On a global scale the airline has seen an annual of growth of 5 per cent but in the Indian context it is 20-25 per cent, which substantiates our focus on this important market, says Phelps-Penry. Etihad's plans for India are big, starting with more destinations like Bangalore, Kochi, Thiruvananthapuram, Chennai and Hyderabad, which the airline is keen to service to the expansion front on a global level, wherein by 2010, Etihad plans to take this figure to nearly 70 destinations. In 2004, Etihad Airways created airline history by placing, in its very first year of operations, orders worth US$8 billion for new aircraft. At the Farnbourough Airshow in July 2004, Etihad placed a US$7-billion order for 24 Airbus aircraft, including four of the double-deck A380. In September 2004, the airline signed a US$1-billion deal with Boeing for five 777-300ER aircraft. On a futuristic note, the airline plans to add the first of the 777-300ER aircraft to its fleet by October 2005, while the first of the Airbus aircraft will join its fleet by January 2006. In 2007, Etihad will add the A380 in its fleet.
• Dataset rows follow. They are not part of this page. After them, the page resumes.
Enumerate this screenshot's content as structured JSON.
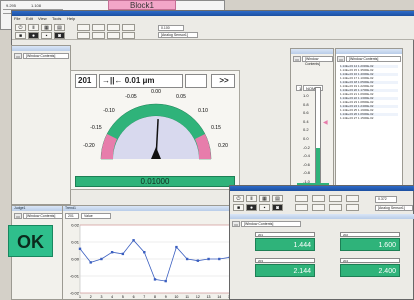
{
  "background_window": {
    "cell_values": [
      "9.295",
      "1.108"
    ],
    "block_label": "Block1"
  },
  "main_window": {
    "menu": [
      "File",
      "Edit",
      "View",
      "Tools",
      "Help"
    ],
    "toolbar": {
      "value_box": "0.100",
      "dropdown_value": "[Analog Sensor1]"
    },
    "panels": {
      "left_select": "[Window Contents]",
      "bar_select": "[Window Contents]",
      "table_select": "[Window Contents]"
    },
    "gauge": {
      "channel": "201",
      "resolution": "→||← 0.01 μm",
      "arrow_button": ">>",
      "ticks": [
        "0.00",
        "-0.05",
        "0.05",
        "-0.10",
        "0.10",
        "-0.15",
        "0.15",
        "-0.20",
        "0.20"
      ],
      "readout": "0.01000",
      "needle_value": 0.01
    },
    "bar_panel": {
      "channel": "1",
      "mode": "NOM",
      "scale": [
        "1.0",
        "0.8",
        "0.6",
        "0.4",
        "0.2",
        "0.0",
        "-0.2",
        "-0.4",
        "-0.6",
        "-0.8",
        "-1.0"
      ],
      "readout": "0.01000",
      "fill_fraction": 0.38
    },
    "table": {
      "rows": [
        "1.14E+03 14 1.2030E-02",
        "1.14E+03 15 1.3500E-02",
        "1.14E+03 16 1.4000E-02",
        "1.14E+03 17 1.1000E-02",
        "1.14E+03 18 1.0500E-02",
        "1.14E+03 19 1.2200E-02",
        "1.14E+03 20 1.1700E-02",
        "1.14E+03 21 1.0900E-02",
        "1.14E+03 22 1.1300E-02",
        "1.14E+03 23 1.0800E-02",
        "1.14E+03 24 1.2400E-02",
        "1.14E+03 25 1.1900E-02",
        "1.14E+03 26 1.0600E-02",
        "1.14E+03 27 1.1500E-02"
      ]
    },
    "ok_panel": {
      "title": "Judge1",
      "select": "[Window Contents]",
      "status": "OK"
    },
    "chart_panel": {
      "title": "Trend1",
      "channel": "201",
      "channel_label": "Value"
    }
  },
  "chart_data": {
    "type": "line",
    "x": [
      1,
      2,
      3,
      4,
      5,
      6,
      7,
      8,
      9,
      10,
      11,
      12,
      13,
      14,
      15
    ],
    "series": [
      {
        "values": [
          0.006,
          -0.002,
          0.0,
          0.004,
          0.003,
          0.011,
          0.004,
          -0.012,
          -0.013,
          0.007,
          0.0,
          -0.001,
          0.0,
          0.0,
          0.001
        ]
      }
    ],
    "ylim": [
      -0.02,
      0.02
    ],
    "ticks_y": [
      "0.02",
      "0.01",
      "0.00",
      "-0.01",
      "-0.02"
    ]
  },
  "front_window": {
    "value_box": "0.372",
    "dropdown_value": "[Analog Sensor1]",
    "select": "[Window Contents]",
    "channels": [
      {
        "tag": "201",
        "value": "1.444"
      },
      {
        "tag": "202",
        "value": "1.600"
      },
      {
        "tag": "203",
        "value": "2.144"
      },
      {
        "tag": "204",
        "value": "2.400"
      }
    ]
  },
  "colors": {
    "accent_green": "#2fb37a",
    "ok_green": "#2fbf8c",
    "block_pink": "#f3a6c8",
    "title_blue": "#2d6bc9"
  }
}
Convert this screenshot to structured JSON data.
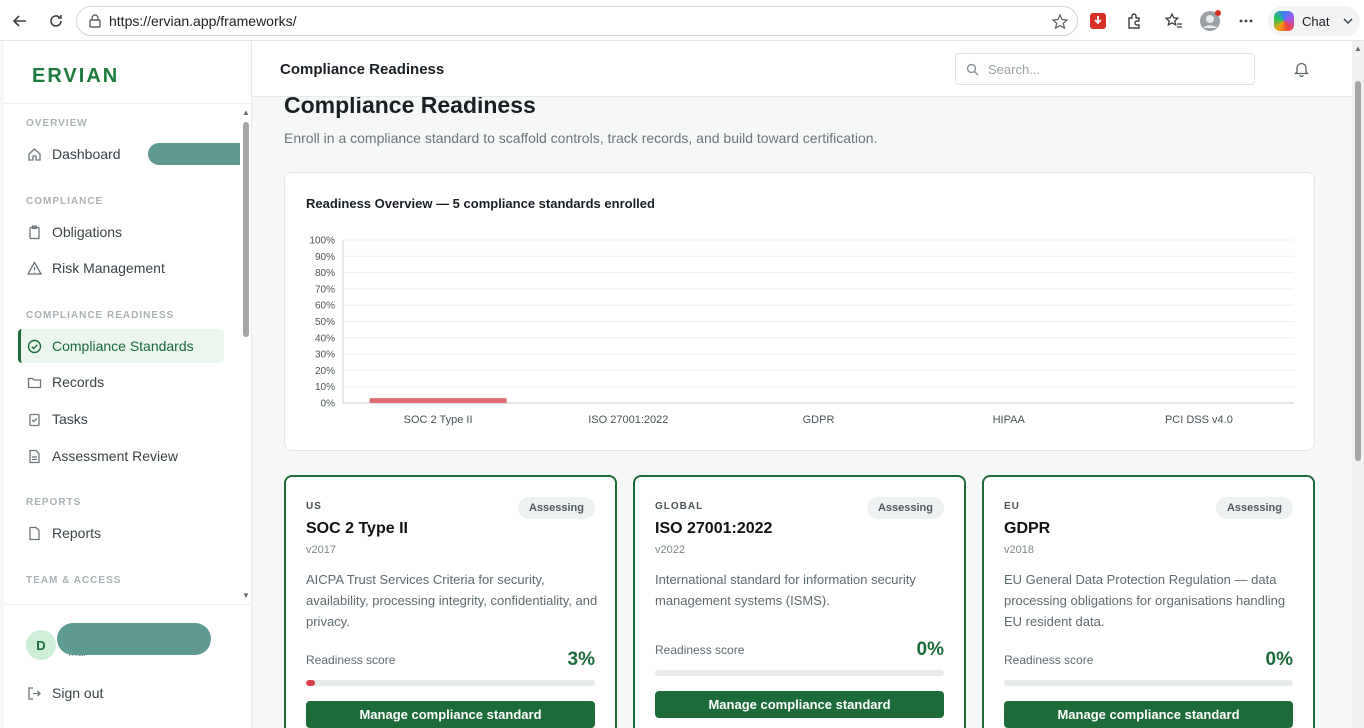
{
  "browser": {
    "url": "https://ervian.app/frameworks/",
    "chat_label": "Chat"
  },
  "sidebar": {
    "brand": "ERVIAN",
    "sections": [
      {
        "label": "OVERVIEW"
      },
      {
        "label": "COMPLIANCE"
      },
      {
        "label": "COMPLIANCE READINESS"
      },
      {
        "label": "REPORTS"
      },
      {
        "label": "TEAM & ACCESS"
      }
    ],
    "items": [
      {
        "label": "Dashboard",
        "icon": "home-icon"
      },
      {
        "label": "Obligations",
        "icon": "clipboard-icon"
      },
      {
        "label": "Risk Management",
        "icon": "warning-icon"
      },
      {
        "label": "Compliance Standards",
        "icon": "check-circle-icon",
        "active": true
      },
      {
        "label": "Records",
        "icon": "folder-icon"
      },
      {
        "label": "Tasks",
        "icon": "task-icon"
      },
      {
        "label": "Assessment Review",
        "icon": "document-icon"
      },
      {
        "label": "Reports",
        "icon": "report-icon"
      }
    ],
    "user": {
      "initial": "D",
      "role": "Inar"
    },
    "signout_label": "Sign out"
  },
  "header": {
    "title": "Compliance Readiness",
    "search_placeholder": "Search..."
  },
  "main": {
    "title": "Compliance Readiness",
    "subtitle": "Enroll in a compliance standard to scaffold controls, track records, and build toward certification."
  },
  "chart_data": {
    "type": "bar",
    "title": "Readiness Overview — 5 compliance standards enrolled",
    "categories": [
      "SOC 2 Type II",
      "ISO 27001:2022",
      "GDPR",
      "HIPAA",
      "PCI DSS v4.0"
    ],
    "values": [
      3,
      0,
      0,
      0,
      0
    ],
    "ylim": [
      0,
      100
    ],
    "yticks": [
      "0%",
      "10%",
      "20%",
      "30%",
      "40%",
      "50%",
      "60%",
      "70%",
      "80%",
      "90%",
      "100%"
    ],
    "grid": true,
    "bar_color": "#e06b73"
  },
  "frameworks": [
    {
      "region": "US",
      "status": "Assessing",
      "name": "SOC 2 Type II",
      "version": "v2017",
      "description": "AICPA Trust Services Criteria for security, availability, processing integrity, confidentiality, and privacy.",
      "score_label": "Readiness score",
      "score": "3%",
      "score_value": 3,
      "button": "Manage compliance standard"
    },
    {
      "region": "GLOBAL",
      "status": "Assessing",
      "name": "ISO 27001:2022",
      "version": "v2022",
      "description": "International standard for information security management systems (ISMS).",
      "score_label": "Readiness score",
      "score": "0%",
      "score_value": 0,
      "button": "Manage compliance standard"
    },
    {
      "region": "EU",
      "status": "Assessing",
      "name": "GDPR",
      "version": "v2018",
      "description": "EU General Data Protection Regulation — data processing obligations for organisations handling EU resident data.",
      "score_label": "Readiness score",
      "score": "0%",
      "score_value": 0,
      "button": "Manage compliance standard"
    }
  ],
  "colors": {
    "brand": "#1b7a3c",
    "accent": "#1e6b3a",
    "danger": "#d8414b"
  }
}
On the cost front, the airline plans to initiate the e-ticketing process much before its deadline that is by 2007. A booking engine is also being developed to help reduce costs. While on the tourism front, with the kind of growth the India market is showing, the Abu Dhabi Tourism office would also look at setting up an office here in future. However, what needs serious upgradation are the Indian airports be it terminal capacity, aircraft parking taxiways or even the runways, everything is very basic and needs to be spruced up.

Vision

The aviation industry is vital for tourism growth in India. However, the current growth pattern is excellent and the industry will continue to see new start-ups. But infrastructure needs to be handled in a much-structured way if the growth has to be handled. The only thing foreseeable in future is consolidation of the new airlines and better offers for passengers. With the growth, there would certainly be more increased employment in the aviation sector. Indian airports should also focus on developing their retail sector as if seen globally, a lot of airports thrive on the retail business.